If any of this iffy to you, please quote it and tell me the problem, which I'll attempt to explain or refine if it's a little opaque. Again, I've been a scientist for over 10 years, so I can't necessarily always remember what would have made sense to me before I did the learning, and hence to people without higher education in science.
Starker on 11/11/2016 at 15:10
Frankly, I don't understand why there has to be a competitor species to begin with. If we are left with no food sources that would sustain us, surely we will starve with or without a competitor species.
Also, I didn't mean that we literally invented food. That's why I said "sort of". It's just an example that we are able to change our circumstances to our liking to a large degree.

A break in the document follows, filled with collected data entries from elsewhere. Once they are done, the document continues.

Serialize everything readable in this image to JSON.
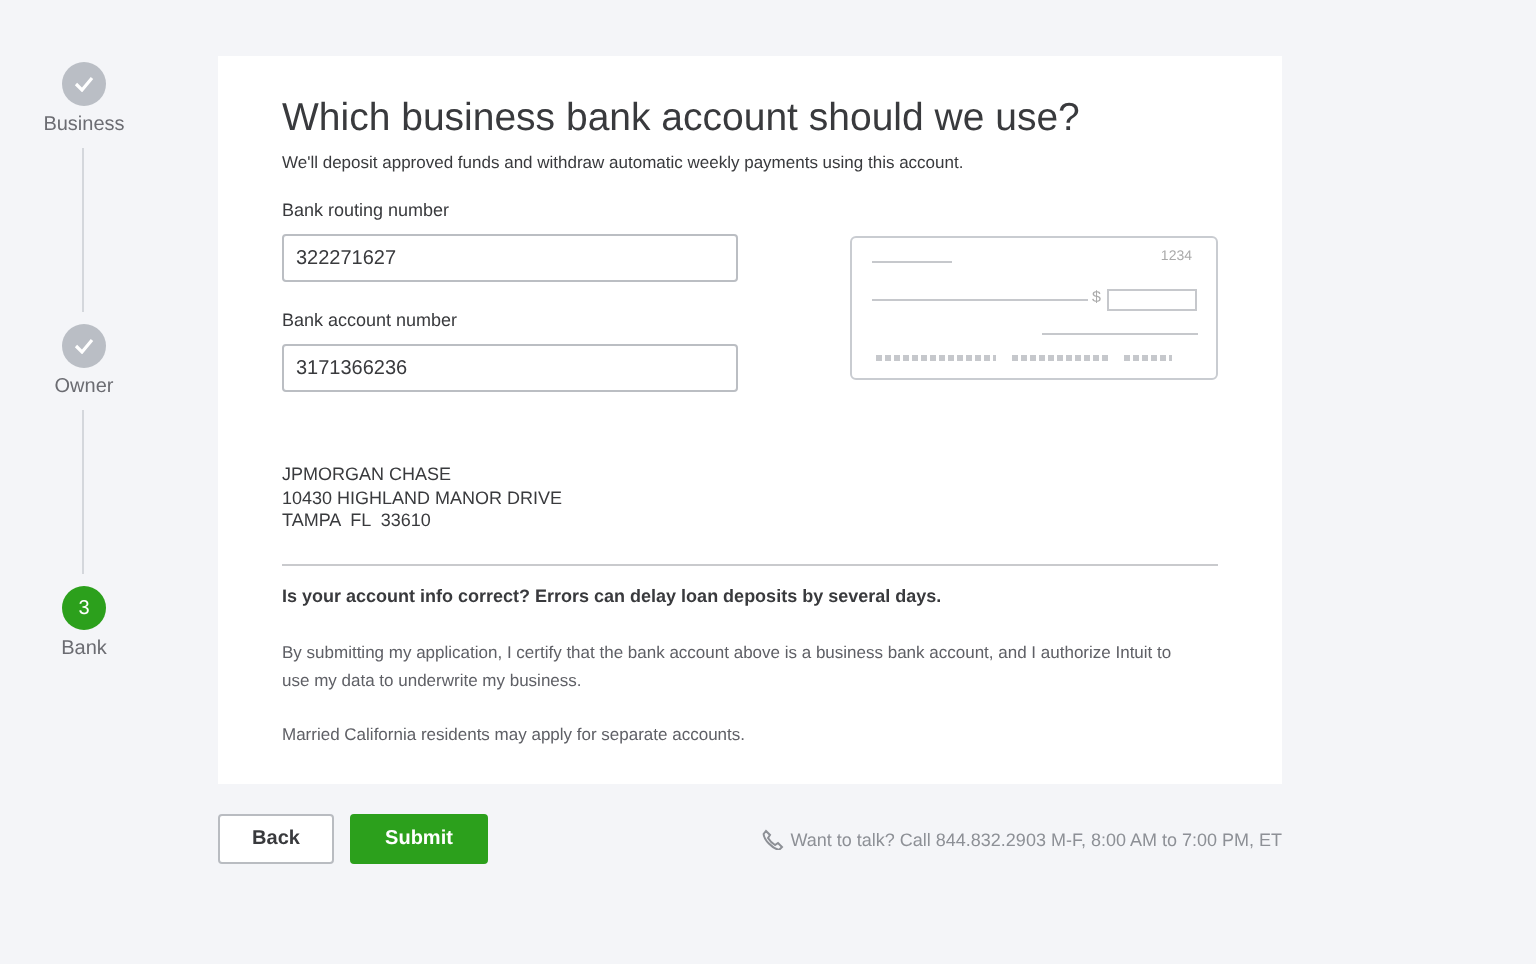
{
  "steps": [
    {
      "label": "Business",
      "kind": "done"
    },
    {
      "label": "Owner",
      "kind": "done"
    },
    {
      "label": "Bank",
      "kind": "current",
      "number": "3"
    }
  ],
  "title": "Which business bank account should we use?",
  "subtitle": "We'll deposit approved funds and withdraw automatic weekly payments using this account.",
  "fields": [
    {
      "label": "Bank routing number",
      "value": "322271627"
    },
    {
      "label": "Bank account number",
      "value": "3171366236"
    }
  ],
  "check": {
    "number": "1234",
    "currency": "$"
  },
  "bank_address": [
    "JPMORGAN CHASE",
    "10430 HIGHLAND MANOR DRIVE",
    "TAMPA  FL  33610"
  ],
  "warning": "Is your account info correct? Errors can delay loan deposits by several days.",
  "paragraphs": [
    "By submitting my application, I certify that the bank account above is a business bank account, and I authorize Intuit to use my data to underwrite my business.",
    "Married California residents may apply for separate accounts."
  ],
  "buttons": [
    {
      "label": "Back",
      "kind": "secondary"
    },
    {
      "label": "Submit",
      "kind": "primary"
    }
  ],
  "contact": "Want to talk? Call 844.832.2903 M-F, 8:00 AM to 7:00 PM, ET"
}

faetal on 11/11/2016 at 17:59
Not really, we could eke out an existence sub-optimally if there is nothing to compete with. I can't imagine an event bad enough to leave us immediately starving which wouldn't just kill us outright (still possible though I guess).
I'm trying to describe something a bit more appropriate to climate change where an extinction event goes awry (relative to the possible outcomes where we'd do a lot better) alters the environment to one we're no longer really well adapted to. Not one where there is literally nothing to eat.
There is always a competitor - it's pretty much been the case since life began. It's postulated that competition between molecules existed before cellular life began.